FG Münster 3 K 3699/16 Erb

Juni 12, 2022

FG Münster 3 K 3699/16 Erb Urteil vom 13.09.2018 – bis wann Antrag auf Vollverschonung nach Paragraf 13a VIII ErbStG gestellt werden kann

Zusammenfassung von RA und Notar Krau:

In dem Fall „FG Münster 3 K 3699/16 Erb“ geht es um die Frage, bis wann ein Antrag auf Vollverschonung nach Paragraf 13a Abs. 8 ErbStG gestellt werden kann.

Das Finanzgericht Münster hat entschieden, dass der Erwerber den Antrag grundsätzlich bis zum Eintritt der materiellen Bestandskraft der Festsetzung der Erbschaft- oder Schenkungsteuer stellen kann.

Es gibt jedoch unterschiedliche Auffassungen in der Finanzverwaltung und den Ländern bezüglich dieser Frage.

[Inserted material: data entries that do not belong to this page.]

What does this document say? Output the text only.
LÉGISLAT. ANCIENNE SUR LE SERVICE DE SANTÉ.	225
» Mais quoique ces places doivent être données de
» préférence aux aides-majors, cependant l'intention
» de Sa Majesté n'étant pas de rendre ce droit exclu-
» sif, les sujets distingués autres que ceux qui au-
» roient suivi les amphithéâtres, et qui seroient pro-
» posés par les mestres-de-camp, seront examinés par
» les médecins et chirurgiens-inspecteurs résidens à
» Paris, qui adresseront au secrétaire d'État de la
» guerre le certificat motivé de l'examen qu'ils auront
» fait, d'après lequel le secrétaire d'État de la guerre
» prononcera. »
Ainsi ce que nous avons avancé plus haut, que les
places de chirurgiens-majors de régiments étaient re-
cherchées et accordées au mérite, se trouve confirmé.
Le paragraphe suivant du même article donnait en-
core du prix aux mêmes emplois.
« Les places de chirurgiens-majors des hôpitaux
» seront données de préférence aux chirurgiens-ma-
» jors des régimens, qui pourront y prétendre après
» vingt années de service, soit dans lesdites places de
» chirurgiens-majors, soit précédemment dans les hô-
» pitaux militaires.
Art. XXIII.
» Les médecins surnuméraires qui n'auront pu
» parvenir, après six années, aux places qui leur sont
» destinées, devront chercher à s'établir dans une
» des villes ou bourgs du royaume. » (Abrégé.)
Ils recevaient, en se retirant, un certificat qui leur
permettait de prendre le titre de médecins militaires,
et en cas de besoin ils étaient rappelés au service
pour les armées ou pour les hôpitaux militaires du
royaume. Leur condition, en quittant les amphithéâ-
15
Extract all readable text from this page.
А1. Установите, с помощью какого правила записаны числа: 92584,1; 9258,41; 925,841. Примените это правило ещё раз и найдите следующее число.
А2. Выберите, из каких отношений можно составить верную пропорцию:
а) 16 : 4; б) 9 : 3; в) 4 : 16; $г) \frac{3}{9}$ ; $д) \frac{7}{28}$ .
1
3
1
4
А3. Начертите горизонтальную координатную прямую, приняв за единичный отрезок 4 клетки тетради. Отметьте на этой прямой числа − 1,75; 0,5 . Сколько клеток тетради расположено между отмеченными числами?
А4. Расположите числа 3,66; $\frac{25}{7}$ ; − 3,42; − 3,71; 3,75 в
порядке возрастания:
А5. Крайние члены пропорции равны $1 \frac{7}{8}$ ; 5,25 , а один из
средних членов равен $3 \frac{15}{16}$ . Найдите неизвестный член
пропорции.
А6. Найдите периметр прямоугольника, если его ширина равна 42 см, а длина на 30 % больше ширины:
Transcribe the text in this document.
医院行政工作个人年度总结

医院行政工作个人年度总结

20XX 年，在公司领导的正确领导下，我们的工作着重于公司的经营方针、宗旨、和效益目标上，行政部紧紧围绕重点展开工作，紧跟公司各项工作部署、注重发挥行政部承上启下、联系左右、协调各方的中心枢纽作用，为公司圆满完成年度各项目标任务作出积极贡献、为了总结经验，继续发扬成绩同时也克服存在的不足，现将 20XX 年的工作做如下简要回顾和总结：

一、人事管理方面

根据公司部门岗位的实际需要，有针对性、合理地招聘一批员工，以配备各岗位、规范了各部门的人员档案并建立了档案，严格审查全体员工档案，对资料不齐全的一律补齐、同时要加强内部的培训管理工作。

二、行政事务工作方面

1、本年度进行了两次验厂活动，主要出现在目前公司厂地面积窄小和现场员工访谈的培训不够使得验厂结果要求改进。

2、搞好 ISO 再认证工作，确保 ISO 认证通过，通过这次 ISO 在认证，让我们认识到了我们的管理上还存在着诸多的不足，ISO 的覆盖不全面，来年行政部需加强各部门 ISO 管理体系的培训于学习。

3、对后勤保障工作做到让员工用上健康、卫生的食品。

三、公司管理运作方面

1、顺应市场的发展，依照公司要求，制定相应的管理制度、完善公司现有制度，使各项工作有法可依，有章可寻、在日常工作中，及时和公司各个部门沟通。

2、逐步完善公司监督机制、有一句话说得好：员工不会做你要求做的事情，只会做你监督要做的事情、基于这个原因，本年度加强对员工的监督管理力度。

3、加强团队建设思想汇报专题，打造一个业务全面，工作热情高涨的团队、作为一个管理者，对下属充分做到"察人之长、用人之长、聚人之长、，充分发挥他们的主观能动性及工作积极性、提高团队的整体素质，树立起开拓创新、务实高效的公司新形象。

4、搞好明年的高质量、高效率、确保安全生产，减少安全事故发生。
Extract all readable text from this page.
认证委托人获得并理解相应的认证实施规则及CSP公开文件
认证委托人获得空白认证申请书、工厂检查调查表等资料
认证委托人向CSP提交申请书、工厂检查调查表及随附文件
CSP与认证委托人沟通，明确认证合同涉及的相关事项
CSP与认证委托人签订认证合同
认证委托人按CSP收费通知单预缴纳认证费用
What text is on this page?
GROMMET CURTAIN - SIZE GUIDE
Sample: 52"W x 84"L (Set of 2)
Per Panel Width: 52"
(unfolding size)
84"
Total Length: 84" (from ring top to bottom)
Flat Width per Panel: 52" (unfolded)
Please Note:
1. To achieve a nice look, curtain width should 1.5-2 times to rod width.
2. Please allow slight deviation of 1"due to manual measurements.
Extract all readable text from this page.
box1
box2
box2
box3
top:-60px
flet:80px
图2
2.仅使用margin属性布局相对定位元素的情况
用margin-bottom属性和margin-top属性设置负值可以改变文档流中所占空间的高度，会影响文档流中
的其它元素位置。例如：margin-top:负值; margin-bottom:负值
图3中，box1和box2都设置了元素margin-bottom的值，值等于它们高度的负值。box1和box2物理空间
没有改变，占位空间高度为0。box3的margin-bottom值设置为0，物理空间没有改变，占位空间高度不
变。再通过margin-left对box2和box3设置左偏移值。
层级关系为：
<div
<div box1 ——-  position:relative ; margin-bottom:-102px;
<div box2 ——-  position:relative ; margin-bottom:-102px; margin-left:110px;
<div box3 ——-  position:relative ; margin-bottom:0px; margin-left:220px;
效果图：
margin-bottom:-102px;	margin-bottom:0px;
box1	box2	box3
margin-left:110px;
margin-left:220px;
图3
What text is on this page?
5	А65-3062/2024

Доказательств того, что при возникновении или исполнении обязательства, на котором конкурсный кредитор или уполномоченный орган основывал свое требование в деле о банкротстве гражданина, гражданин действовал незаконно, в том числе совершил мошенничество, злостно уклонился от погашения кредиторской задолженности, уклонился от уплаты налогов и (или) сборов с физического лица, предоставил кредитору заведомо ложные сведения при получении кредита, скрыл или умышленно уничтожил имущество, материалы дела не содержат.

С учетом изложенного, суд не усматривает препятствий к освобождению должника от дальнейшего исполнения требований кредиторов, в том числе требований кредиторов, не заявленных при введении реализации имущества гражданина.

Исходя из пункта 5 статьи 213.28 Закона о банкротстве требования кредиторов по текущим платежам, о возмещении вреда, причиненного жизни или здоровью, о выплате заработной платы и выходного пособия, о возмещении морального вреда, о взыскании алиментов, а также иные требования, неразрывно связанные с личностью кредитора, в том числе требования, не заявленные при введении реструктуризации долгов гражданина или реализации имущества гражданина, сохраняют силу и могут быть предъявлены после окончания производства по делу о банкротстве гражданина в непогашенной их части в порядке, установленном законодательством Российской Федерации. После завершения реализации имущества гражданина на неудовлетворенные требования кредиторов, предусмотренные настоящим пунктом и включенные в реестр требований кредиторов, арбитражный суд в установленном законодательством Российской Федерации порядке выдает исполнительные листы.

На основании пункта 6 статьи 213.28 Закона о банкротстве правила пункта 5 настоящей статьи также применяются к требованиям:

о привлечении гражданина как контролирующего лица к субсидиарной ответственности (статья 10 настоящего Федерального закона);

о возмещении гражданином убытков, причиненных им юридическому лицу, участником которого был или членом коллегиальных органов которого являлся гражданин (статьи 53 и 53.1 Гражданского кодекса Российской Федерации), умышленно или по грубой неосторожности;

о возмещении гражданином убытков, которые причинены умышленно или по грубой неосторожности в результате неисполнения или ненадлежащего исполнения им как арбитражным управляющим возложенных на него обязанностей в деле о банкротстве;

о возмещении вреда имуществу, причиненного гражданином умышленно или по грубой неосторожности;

Ein Vorläufigkeitsvermerk nach Paragraf 165 Abs. 1 Satz 2 Nr. 3 AO eröffnet dem Steuerpflichtigen die Möglichkeit, auch noch nach Unanfechtbarkeit der Steuerfestsetzung einen Antrag auf Vollverschonung zu stellen, während andere Länder hierzu eine andere Meinung vertreten.

Inhaltsverzeichnis:

  1. Einführung
    • Fragestellung: Bis wann kann ein Antrag auf Vollverschonung gestellt werden?
  2. Entscheidung des Finanzgerichts Münster
    • Der Antrag kann bis zum Eintritt der materiellen Bestandskraft der Steuerfestsetzung gestellt werden.
    • Unterschiedliche Auffassungen in der Finanzverwaltung und den Ländern.
  3. Vorläufigkeitsvermerk nach Paragraf 165 Abs. 1 Satz 2 Nr. 3 AO
    • Ermöglicht Steuerpflichtigen, nach Unanfechtbarkeit der Steuerfestsetzung einen Antrag auf Vollverschonung zu stellen.
    • Unterschiedliche Meinungen in den Ländern.
  4. Tenor
    • Klage abgewiesen.
    • Kosten des Verfahrens trägt der Kläger.
    • Revision nicht zugelassen.
  5. Tatbestand
    • Übertragung von Unternehmensanteilen im Schenkungsvertrag.
    • Verwendung der Anlage „Steuerentlastung für Unternehmensvermögen“ in der Schenkungsteuererklärung.
    • Vorbehalt der Nachprüfung im Schenkungsteuerbescheid.
  6. Änderungen am Schenkungsteuerbescheid
    • Anpassungen des Feststellungsbescheids.
    • Aufhebung des Vorbehalts der Nachprüfung.
    • Vorläufigkeitsvermerk.
  7. Antrag auf Vollverschonung
    • Antrag erst nach dem geänderten Schenkungsteuerbescheid gestellt.
    • Ablehnung durch das Finanzamt.
    • Rechtsauffassungen und Meinungsverschiedenheiten.
  8. Klagebegründung
    • Notwendigkeit der Änderung des Schenkungsteuerbescheids.
    • Anknüpfung der Optionsverschonung an die Verwaltungsvermögensquote.
    • Besondere Risikolage für den Steuerpflichtigen.
    • Verweis auf frühere BFH-Urteile.
  9. Klageantrag und Beklagtenantwort
    • Antrag auf Änderung des Schenkungsteuerbescheids.
    • Begründung der Ablehnung durch das Finanzamt.
  10. Entscheidung des Gerichts
    • Rechtmäßigkeit des Schenkungsteuerbescheids und der Einspruchsentscheidung.
    • Kein Rechtsverstoß durch das Finanzamt.

Tenor
Die Klage wird abgewiesen.

Der Kläger trägt die Kosten des Verfahrens.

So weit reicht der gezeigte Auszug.